Even so, I"m worried. Last time I was in the hospital my blood pressure plummeted all the way to zero. "Her hearts' still beating, she's still with us," I heard one of the nurses say. Eight doctors ran into the room. "You are a VERY lucky lady," said another nurse, later on. Well, okay, goody for me. I've been lucky and I've been unlucky. I'll take lucky. This time I'm drinking more water, no blood pressure pills (nobody can figure out why I was on them in the first, second or third place) and eating something surgery (aw, gee, NO!) for dinner. "Peaches," said the nurse on the phone yesterday. "Canned peaches contain lots and lots of sugar. Eat them with ice cream." So tonight my friend and I will go out to a very nice restaurant and I will order a big dessert for my dinner. No wine. And water. Lots of water.

And now it's time for me to go through my house and set everything up a little higher than it was before. In other words, I am not to lift. I am not to lower. And, at first, I will walk bent over. This, it seems to me, this walking-bent-over part, is the worst of it all. How humiliating. Still, it's an optional humiliating. You choose it, you do it.

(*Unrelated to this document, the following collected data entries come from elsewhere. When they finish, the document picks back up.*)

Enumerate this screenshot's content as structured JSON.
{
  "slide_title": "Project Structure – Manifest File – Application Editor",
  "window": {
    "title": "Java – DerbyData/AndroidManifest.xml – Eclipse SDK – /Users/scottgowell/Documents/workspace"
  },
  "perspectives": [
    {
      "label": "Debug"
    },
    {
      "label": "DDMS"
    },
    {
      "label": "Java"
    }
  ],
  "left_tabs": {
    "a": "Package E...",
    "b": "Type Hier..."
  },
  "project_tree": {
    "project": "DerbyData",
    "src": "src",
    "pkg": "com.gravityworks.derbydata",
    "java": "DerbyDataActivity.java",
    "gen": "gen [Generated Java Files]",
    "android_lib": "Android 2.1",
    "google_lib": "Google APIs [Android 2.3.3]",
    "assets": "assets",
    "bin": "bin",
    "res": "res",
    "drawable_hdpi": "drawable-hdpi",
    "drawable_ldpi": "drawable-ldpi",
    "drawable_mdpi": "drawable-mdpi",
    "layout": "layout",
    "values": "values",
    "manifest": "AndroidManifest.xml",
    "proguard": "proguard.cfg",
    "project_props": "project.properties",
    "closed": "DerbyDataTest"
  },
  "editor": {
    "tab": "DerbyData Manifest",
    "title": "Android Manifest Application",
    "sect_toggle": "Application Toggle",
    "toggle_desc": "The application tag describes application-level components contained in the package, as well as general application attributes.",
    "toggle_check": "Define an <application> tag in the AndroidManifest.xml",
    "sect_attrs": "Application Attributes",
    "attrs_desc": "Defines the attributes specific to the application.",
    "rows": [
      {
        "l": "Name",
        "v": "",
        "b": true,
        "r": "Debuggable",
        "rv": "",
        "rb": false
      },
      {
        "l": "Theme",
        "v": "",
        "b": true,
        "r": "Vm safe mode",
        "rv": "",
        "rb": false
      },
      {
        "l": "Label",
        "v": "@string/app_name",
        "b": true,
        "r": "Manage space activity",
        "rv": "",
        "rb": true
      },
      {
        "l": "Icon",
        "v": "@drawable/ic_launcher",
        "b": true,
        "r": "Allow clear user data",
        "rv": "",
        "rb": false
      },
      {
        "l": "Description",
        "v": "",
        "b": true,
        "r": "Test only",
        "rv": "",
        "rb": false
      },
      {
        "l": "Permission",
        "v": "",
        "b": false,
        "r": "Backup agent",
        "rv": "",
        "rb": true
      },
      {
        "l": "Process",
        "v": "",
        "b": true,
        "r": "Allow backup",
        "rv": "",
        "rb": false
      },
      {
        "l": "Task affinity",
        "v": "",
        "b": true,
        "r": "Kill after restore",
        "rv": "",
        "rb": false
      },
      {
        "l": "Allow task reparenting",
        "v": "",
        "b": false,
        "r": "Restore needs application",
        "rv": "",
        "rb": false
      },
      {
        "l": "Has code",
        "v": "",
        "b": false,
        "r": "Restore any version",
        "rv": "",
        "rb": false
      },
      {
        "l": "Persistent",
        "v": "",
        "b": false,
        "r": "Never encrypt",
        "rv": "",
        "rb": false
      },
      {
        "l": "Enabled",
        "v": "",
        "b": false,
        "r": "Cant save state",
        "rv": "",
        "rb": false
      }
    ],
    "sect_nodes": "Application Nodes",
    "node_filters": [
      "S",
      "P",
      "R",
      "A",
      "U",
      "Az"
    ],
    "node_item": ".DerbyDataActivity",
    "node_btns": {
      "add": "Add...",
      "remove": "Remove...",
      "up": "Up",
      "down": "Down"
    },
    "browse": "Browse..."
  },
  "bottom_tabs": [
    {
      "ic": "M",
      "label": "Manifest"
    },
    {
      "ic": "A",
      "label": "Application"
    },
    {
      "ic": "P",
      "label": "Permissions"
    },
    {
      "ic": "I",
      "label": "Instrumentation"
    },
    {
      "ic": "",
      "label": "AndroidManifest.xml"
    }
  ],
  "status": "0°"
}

I'll keep you posted. You've got to admit, there is a kind of icky-interest part to all this. At least if you're at all like me and who isn't, even if just a teeny weeny bit.

Friday, June 11, 2010

A Fully Working Brain

The neurologist Oliver Sacks tells of a ward of aphasic patients listening to President Reagan give a television speech. Although the patients were unable to fully understand Reagan's words, they compensated by being particularly sensitive to his tone and inflections, which they found farcial. A patient with a right hemisphere lesion who could not judge tone was there, also. She focused on Reagan's exact words - which she too found ridiculous. Sacks concluded from this that it takes a fully working brain to be deluded by politicians.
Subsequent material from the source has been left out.